Not like any of you care or anything.
For full effect…Eh, screw background music, I need to get to the point.
This past week someone got in touch with me and said they would pay me to write. Yes, you read that correctly, I am going to be making green stuff just for recording my thoughts on life three or four times a week. And because of my new responsibilities, I think I’ll be switching my blogposting schedule up to Wednesday nights and Sunday mornings. Because hey, there is only so much of my creative vocabulary to go around. Man, I sound like an egotistical bastard this far in.
Well, I know I got the bastard part right.
Whew! Now that I’ve got that out, on to the main event.
So I’m homeless. At least for a week or so. If you saw the status I posted this afternoon, the one status I’ve posted in the last two and a half years, you know that I now am a proud homeowner. Go ahead, pat my social media image on the back for that.

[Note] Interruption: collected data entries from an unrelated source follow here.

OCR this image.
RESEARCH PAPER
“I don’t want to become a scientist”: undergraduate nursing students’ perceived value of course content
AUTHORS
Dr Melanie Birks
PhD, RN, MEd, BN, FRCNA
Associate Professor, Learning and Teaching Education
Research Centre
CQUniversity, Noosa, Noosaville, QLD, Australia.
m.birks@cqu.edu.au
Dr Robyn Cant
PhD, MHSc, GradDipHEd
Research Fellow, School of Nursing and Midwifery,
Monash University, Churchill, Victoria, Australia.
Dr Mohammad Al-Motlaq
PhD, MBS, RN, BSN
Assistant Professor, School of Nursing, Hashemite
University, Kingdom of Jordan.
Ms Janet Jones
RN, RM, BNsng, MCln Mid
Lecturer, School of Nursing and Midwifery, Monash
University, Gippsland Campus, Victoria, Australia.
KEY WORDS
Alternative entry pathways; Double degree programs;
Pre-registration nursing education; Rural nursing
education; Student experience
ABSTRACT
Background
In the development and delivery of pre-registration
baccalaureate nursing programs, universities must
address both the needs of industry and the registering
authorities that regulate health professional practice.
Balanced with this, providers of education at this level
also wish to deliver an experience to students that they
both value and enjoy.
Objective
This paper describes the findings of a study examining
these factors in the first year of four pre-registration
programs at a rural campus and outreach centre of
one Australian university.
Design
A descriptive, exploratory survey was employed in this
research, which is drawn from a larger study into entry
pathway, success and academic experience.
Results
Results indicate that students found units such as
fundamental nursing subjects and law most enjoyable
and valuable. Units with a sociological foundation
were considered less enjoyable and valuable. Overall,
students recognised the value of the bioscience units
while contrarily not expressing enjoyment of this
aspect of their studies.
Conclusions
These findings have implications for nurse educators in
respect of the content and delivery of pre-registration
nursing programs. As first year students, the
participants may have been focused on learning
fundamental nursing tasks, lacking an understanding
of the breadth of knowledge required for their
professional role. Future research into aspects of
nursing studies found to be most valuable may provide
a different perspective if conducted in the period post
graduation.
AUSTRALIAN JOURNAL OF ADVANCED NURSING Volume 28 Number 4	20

Despite the fact that I own a piece of God’s green earth, well, 1400 square feet of God’s green earth to be specific, I can’t enter it until Friday. And because of that, I’m sleeping on park benches and on the sidelines of Hansen Stadium meanwhile my car acts as a mobile storage unit. Which, after 331 words brings me to the point of this entire blog.
Why the curse word do we have so much crap in our lives?
And that is not a metaphorical deep thought statement I am making about subconscious fears or mental stumbling blocks or anything stupid like that. I’m talking about real-life, hard-core physical crap that we don’t need. Things that are just there, taking up space until Armageddon hits us, sweet motherloads of flat out crap.
Because of my move I had to pack up my old apartment and load everything that I own on to a trailer. And there were landslides of garbage that I’m never going to use, but I still hold on to all of it because of some emotional tie I have sparking sentimental memories. You know what I’m talking about. Just go to your closet and take a gander at the things you’re holding on to that you haven’t picked up since 2008.
Take for instance my shoe collection. Don’t call me a woman or anything, but I still own every single pair of basketball shoes I have worn since my freshman year of high school. We’re talking about shoes since “Mambo No. 5” was the number one hit song. Every pair from Adidas Crazy 8’s to white trash Starbury’s. And they are there. Just sitting in my closet doing nothing but trigger memories about that one time when I hit that one shot against that one team. Why do I still have them? Good freaking question.
The list just got longer as I packed up. 94 different ties? Check. 47 different Ohio State hats? Check. I have eight different suits. EIGHT SUITS! I know Barney Stinson wouldn’t be upset, but who needs eight suits?! I have a bottle of sand given to me at my graduation, a blowgun, a Teenage Mutant Ninja Turtles poster I was gifted when I turned four years old, a cricket bat I carved out at scout camp people, I've got hundreds of Upper Deck basketball cards sitting in a leather trunk with a combined value of $3.47. What is wrong with me?!
Am I a hoarder? Absolutely not. Am I going to get rid of any of this? You can bet your left nut I won’t. I know all this stuff may fit the definition of pure crap, stuff you should flush down the nearest toilet, but so what? I am still taking it with me.